Dieses Wochenende hatten wir unseren Klubausflug mit dem DCFG, mit 13 Piloten und tollem Flugwetter zogen wir früh morgens nach Fiesch. Am Startplatz waren wir dann wie erwartet nicht ganz alleine, am Eggishorn gings dann zeitweise entsprechend chaotisch zu und her. Deshalb genoss ich über dem Eggishorn die wunderbare Aussicht auf den Aletschgletscher nur kurz und zog gleich los. Am Bellwald konnte ich dann Roger einholen und wir flogen gemeinsam an den Grimsel und zurück Richtung Fiesch. Unterwegs gabs immer wieder unglaublich schöne Aussichten zu geniessen, das Finsteraarhorn wurde von zahlreichen Piloten überflogen.

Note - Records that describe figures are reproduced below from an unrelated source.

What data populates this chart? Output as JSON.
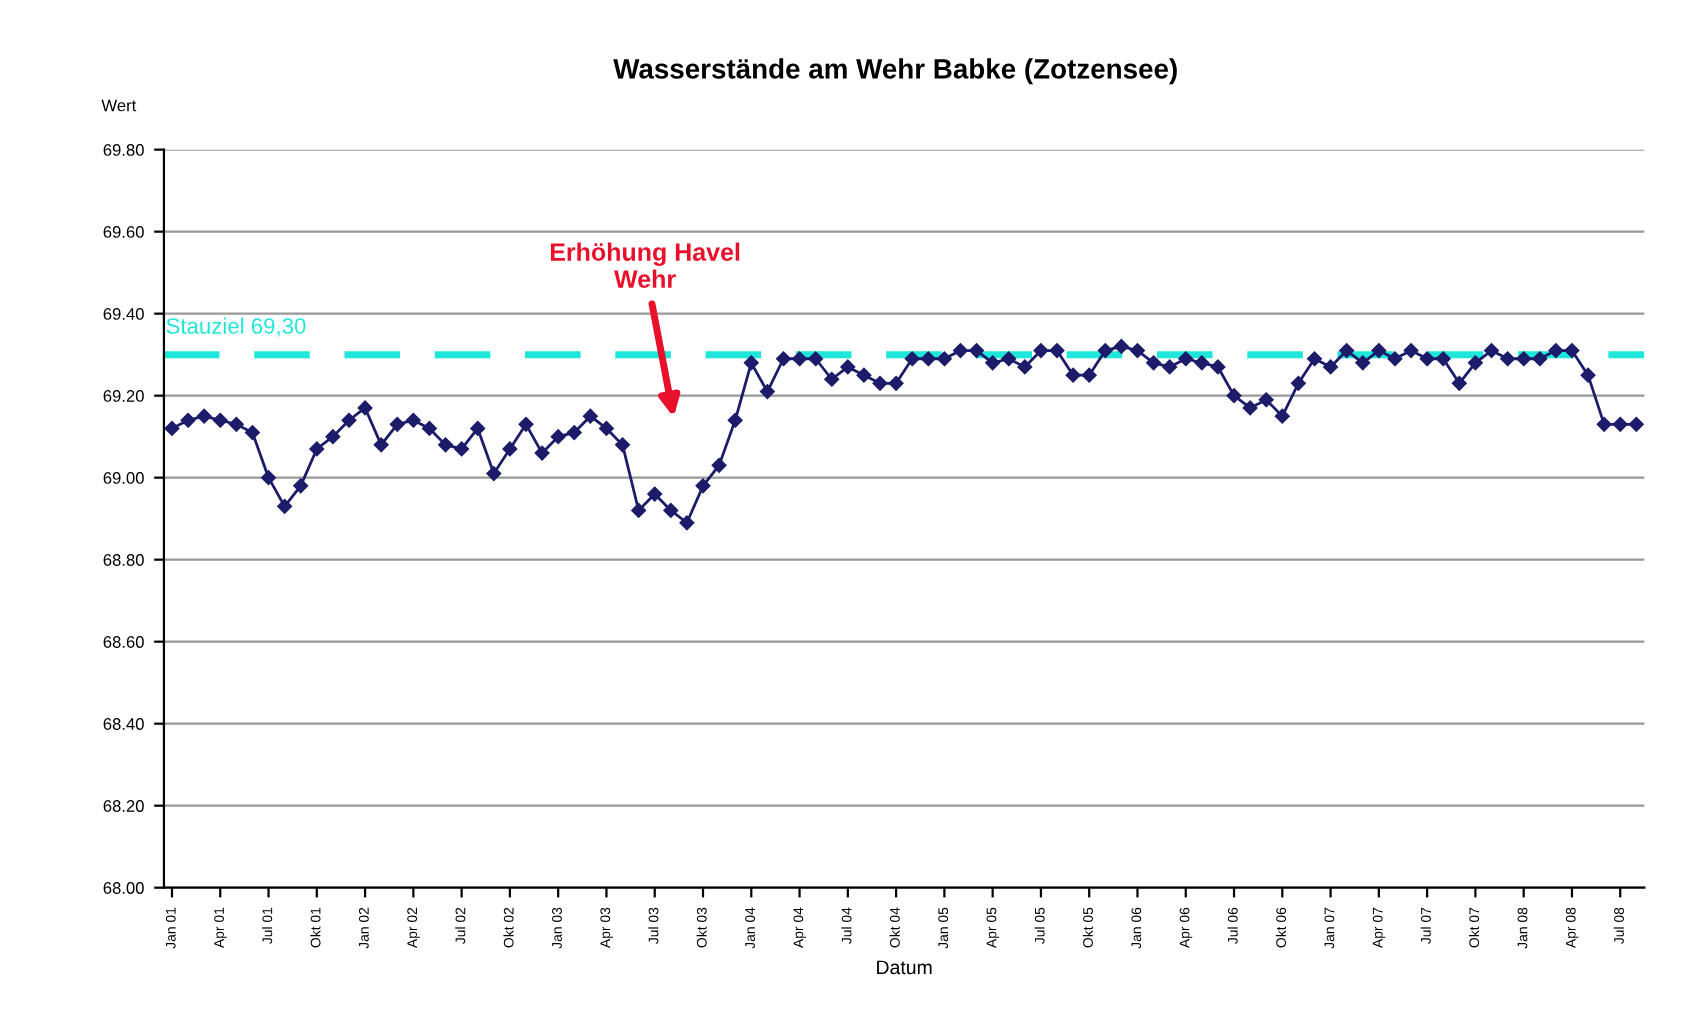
{
  "chart_data": {
    "type": "line",
    "title": "Wasserstände am Wehr Babke (Zotzensee)",
    "ylabel": "Wert",
    "xlabel": "Datum",
    "categories": [
      "Jan 01",
      null,
      null,
      "Apr 01",
      null,
      null,
      "Jul 01",
      null,
      null,
      "Okt 01",
      null,
      null,
      "Jan 02",
      null,
      null,
      "Apr 02",
      null,
      null,
      "Jul 02",
      null,
      null,
      "Okt 02",
      null,
      null,
      "Jan 03",
      null,
      null,
      "Apr 03",
      null,
      null,
      "Jul 03",
      null,
      null,
      "Okt 03",
      null,
      null,
      "Jan 04",
      null,
      null,
      "Apr 04",
      null,
      null,
      "Jul 04",
      null,
      null,
      "Okt 04",
      null,
      null,
      "Jan 05",
      null,
      null,
      "Apr 05",
      null,
      null,
      "Jul 05",
      null,
      null,
      "Okt 05",
      null,
      null,
      "Jan 06",
      null,
      null,
      "Apr 06",
      null,
      null,
      "Jul 06",
      null,
      null,
      "Okt 06",
      null,
      null,
      "Jan 07",
      null,
      null,
      "Apr 07",
      null,
      null,
      "Jul 07",
      null,
      null,
      "Okt 07",
      null,
      null,
      "Jan 08",
      null,
      null,
      "Apr 08",
      null,
      null,
      "Jul 08",
      null
    ],
    "series": [
      {
        "color": "#1c1c6b",
        "values": [
          69.12,
          69.14,
          69.15,
          69.14,
          69.13,
          69.11,
          69.0,
          68.93,
          68.98,
          69.07,
          69.1,
          69.14,
          69.17,
          69.08,
          69.13,
          69.14,
          69.12,
          69.08,
          69.07,
          69.12,
          69.01,
          69.07,
          69.13,
          69.06,
          69.1,
          69.11,
          69.15,
          69.12,
          69.08,
          68.92,
          68.96,
          68.92,
          68.89,
          68.98,
          69.03,
          69.14,
          69.28,
          69.21,
          69.29,
          69.29,
          69.29,
          69.24,
          69.27,
          69.25,
          69.23,
          69.23,
          69.29,
          69.29,
          69.29,
          69.31,
          69.31,
          69.28,
          69.29,
          69.27,
          69.31,
          69.31,
          69.25,
          69.25,
          69.31,
          69.32,
          69.31,
          69.28,
          69.27,
          69.29,
          69.28,
          69.27,
          69.2,
          69.17,
          69.19,
          69.15,
          69.23,
          69.29,
          69.27,
          69.31,
          69.28,
          69.31,
          69.29,
          69.31,
          69.29,
          69.29,
          69.23,
          69.28,
          69.31,
          69.29,
          69.29,
          69.29,
          69.31,
          69.31,
          69.25,
          69.13,
          69.13,
          69.13
        ]
      }
    ],
    "ylim": [
      68.0,
      69.8
    ],
    "yticks": [
      {
        "value": 68.0,
        "label": "68.00"
      },
      {
        "value": 68.2,
        "label": "68.20"
      },
      {
        "value": 68.4,
        "label": "68.40"
      },
      {
        "value": 68.6,
        "label": "68.60"
      },
      {
        "value": 68.8,
        "label": "68.80"
      },
      {
        "value": 69.0,
        "label": "69.00"
      },
      {
        "value": 69.2,
        "label": "69.20"
      },
      {
        "value": 69.4,
        "label": "69.40"
      },
      {
        "value": 69.6,
        "label": "69.60"
      },
      {
        "value": 69.8,
        "label": "69.80"
      }
    ],
    "grid": "y",
    "marker": "diamond",
    "line_style": "solid",
    "legend": false,
    "ref_lines": [
      {
        "axis": "y",
        "value": 69.3,
        "label": "Stauziel 69,30",
        "color": "#1ee6d8",
        "line_style": "dashed"
      }
    ],
    "annotations": [
      "Erhöhung Havel\nWehr"
    ]
  }
}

Wir zogen weiter ans Bietschhorn, im Lötschental gabs dann noch eine kurze Turnübung bevor wir am Torrenthorn wendeten. Nach rund 6 Stunden Flug mit traumhafer Aussicht und regelmässigen Höhen über 4'000 m landeten wir glücklich und zufrieden in Fiesch. Am Sonntag wollte ich dann über das Finsteraarhorn zurück Richtung Interlaken fliegen, im Idealfall noch mit Überflug von Eiger, Mönch und Jungfrau. Am Anfang liefs ganz flott, am Grossen Wannenhorn konnte ich noch auf 4'100 m hochdrehen, doch bei der Queerung ans Finsteraarhorn kam der Nordwind ins Spiel und spülte alles ins Goms zurück. Ich flog dann noch etwas das Goms hoch und landete am Badesee in Ulrichen wo wir uns nach einer wohltuenden Erfrischung auf die Rückreise machten.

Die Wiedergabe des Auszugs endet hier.